Il 70% delle donne ha subito almeno una forma di violenza nella vita. Eppure, tra chi ha partecipato, si percepiva una determinazione netta a occupare spazio, a raccontare il proprio vissuto, a cercare connessioni oltre i confini. Il punto di partenza, per molte, è stato proprio il confronto con chi vive altrove.
Il potere dell’incontro
Raccontare qualcosa di questo progetto anche a chi non ha partecipato ci è sembrato importante, perché non si è trattato solo un insieme di attività.
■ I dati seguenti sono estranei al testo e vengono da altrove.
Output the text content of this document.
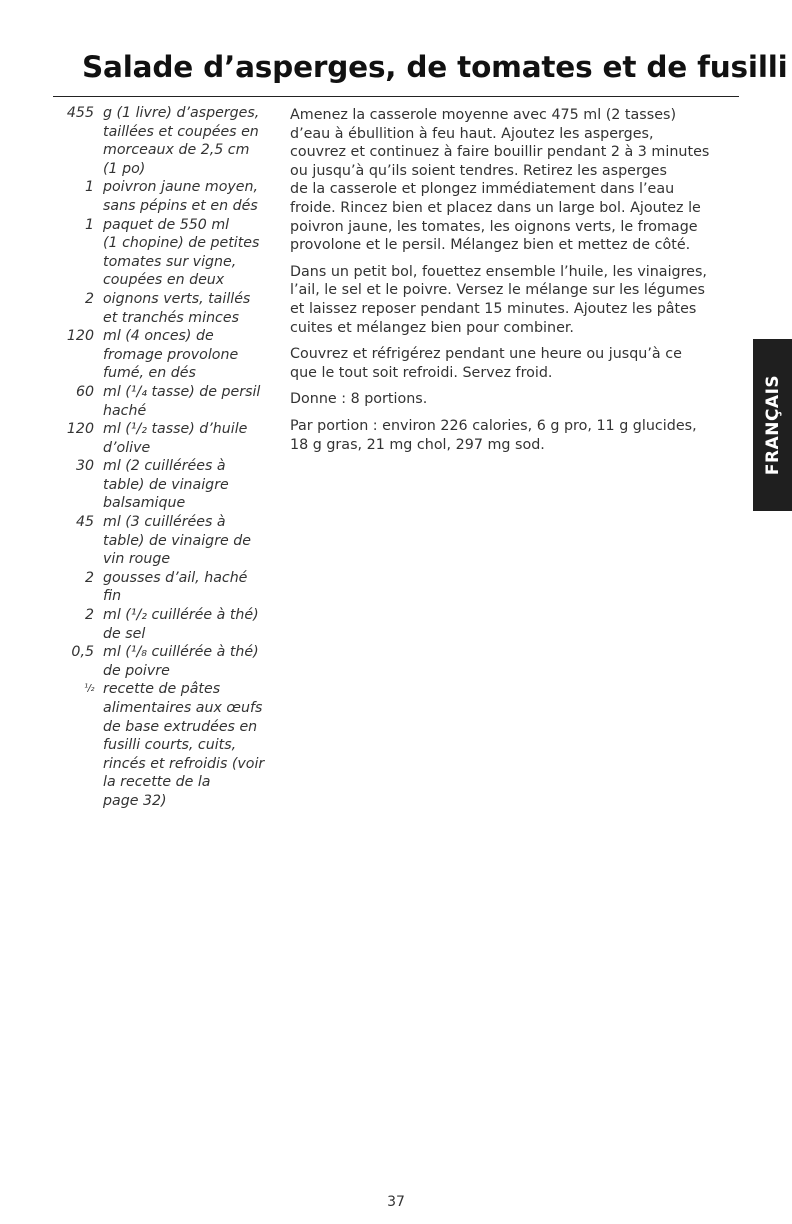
Salade d’asperges, de tomates et de fusilli
455 g (1 livre) d’asperges,
taillées et coupées en
morceaux de 2,5 cm
(1 po)
1 poivron jaune moyen,
sans pépins et en dés
1 paquet de 550 ml
(1 chopine) de petites
tomates sur vigne,
coupées en deux
2 oignons verts, taillés
et tranchés minces
120 ml (4 onces) de
fromage provolone
fumé, en dés
60 ml (¹/₄ tasse) de persil
haché
120 ml (¹/₂ tasse) d’huile
d’olive
30 ml (2 cuillérées à
table) de vinaigre
balsamique
45 ml (3 cuillérées à
table) de vinaigre de
vin rouge
2 gousses d’ail, haché
fin
2 ml (¹/₂ cuillérée à thé)
de sel
0,5 ml (¹/₈ cuillérée à thé)
de poivre
¹/₂ recette de pâtes
alimentaires aux œufs
de base extrudées en
fusilli courts, cuits,
rincés et refroidis (voir
la recette de la
page 32)

Amenez la casserole moyenne avec 475 ml (2 tasses)
d’eau à ébullition à feu haut. Ajoutez les asperges,
couvrez et continuez à faire bouillir pendant 2 à 3 minutes
ou jusqu’à qu’ils soient tendres. Retirez les asperges
de la casserole et plongez immédiatement dans l’eau
froide. Rincez bien et placez dans un large bol. Ajoutez le
poivron jaune, les tomates, les oignons verts, le fromage
provolone et le persil. Mélangez bien et mettez de côté.

Dans un petit bol, fouettez ensemble l’huile, les vinaigres,
l’ail, le sel et le poivre. Versez le mélange sur les légumes
et laissez reposer pendant 15 minutes. Ajoutez les pâtes
cuites et mélangez bien pour combiner.

Couvrez et réfrigérez pendant une heure ou jusqu’à ce
que le tout soit refroidi. Servez froid.

Donne : 8 portions.

Par portion : environ 226 calories, 6 g pro, 11 g glucides,
18 g gras, 21 mg chol, 297 mg sod.	FRANÇAIS
37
Il luogo, un resort sterminato circondato dal mare, sembrava quasi irreale, sospeso tra sogno e realtà. Le giornate erano scandite da workshop e lavori di gruppo, ma le conversazioni più significative nascevano anche nei momenti informali: a colazione, al mare, in piscina o durante una serata fuori. È stata organizzata anche una serata interculturale proprio per entrare, ancora di più, in contatto con la visione di ogni paese. Ogni gruppo ha portato qualcosa del proprio paese: cibo, musica, racconti. Non c’era un programma preciso, solo la voglia di far vedere chi si era, senza filtri.
Una visione diversa
Non si è tornati a casa con soluzioni, ma certamente con una visione diversa. Non solo degli altri, ma anche di sé.
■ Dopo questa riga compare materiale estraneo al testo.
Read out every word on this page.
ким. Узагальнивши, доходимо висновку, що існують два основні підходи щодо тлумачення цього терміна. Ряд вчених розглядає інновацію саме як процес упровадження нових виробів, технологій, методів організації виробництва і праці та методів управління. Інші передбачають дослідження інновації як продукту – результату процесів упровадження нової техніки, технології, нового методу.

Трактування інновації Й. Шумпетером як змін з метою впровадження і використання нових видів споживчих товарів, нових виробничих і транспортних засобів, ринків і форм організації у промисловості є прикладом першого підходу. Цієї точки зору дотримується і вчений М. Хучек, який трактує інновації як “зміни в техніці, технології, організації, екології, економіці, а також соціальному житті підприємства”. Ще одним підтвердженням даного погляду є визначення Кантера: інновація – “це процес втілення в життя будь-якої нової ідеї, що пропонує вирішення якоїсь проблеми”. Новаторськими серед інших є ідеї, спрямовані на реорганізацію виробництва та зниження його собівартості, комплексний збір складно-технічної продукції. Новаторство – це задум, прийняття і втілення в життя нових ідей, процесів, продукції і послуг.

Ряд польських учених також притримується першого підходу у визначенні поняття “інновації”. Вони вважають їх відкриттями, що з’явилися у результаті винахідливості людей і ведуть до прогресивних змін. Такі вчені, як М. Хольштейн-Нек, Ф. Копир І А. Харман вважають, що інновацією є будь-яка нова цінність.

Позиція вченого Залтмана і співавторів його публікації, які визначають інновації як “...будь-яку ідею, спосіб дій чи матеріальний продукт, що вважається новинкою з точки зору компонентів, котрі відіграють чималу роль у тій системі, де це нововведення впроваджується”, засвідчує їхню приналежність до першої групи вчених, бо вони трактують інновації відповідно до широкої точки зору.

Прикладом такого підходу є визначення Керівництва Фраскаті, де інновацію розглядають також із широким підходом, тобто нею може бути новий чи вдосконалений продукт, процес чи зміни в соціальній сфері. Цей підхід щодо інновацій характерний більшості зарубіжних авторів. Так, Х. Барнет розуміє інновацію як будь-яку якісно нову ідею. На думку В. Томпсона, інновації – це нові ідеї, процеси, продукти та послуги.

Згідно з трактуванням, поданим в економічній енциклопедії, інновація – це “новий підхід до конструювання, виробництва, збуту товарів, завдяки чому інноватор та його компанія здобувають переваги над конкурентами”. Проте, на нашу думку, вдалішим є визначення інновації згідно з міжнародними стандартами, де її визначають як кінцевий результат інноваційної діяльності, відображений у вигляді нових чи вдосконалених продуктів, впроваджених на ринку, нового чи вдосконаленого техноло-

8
Il progetto ha fatto emergere contraddizioni, domande, prospettive nuove. Ha reso chiaro quanto il contesto possa modificare la nostra idea di genere, e quanto spesso si dia per scontato ciò che si vive. A Djerba si è costruito uno spazio protetto in cui parlare senza sentirsi giudicati. E in quello spazio, qualcosa si è mosso.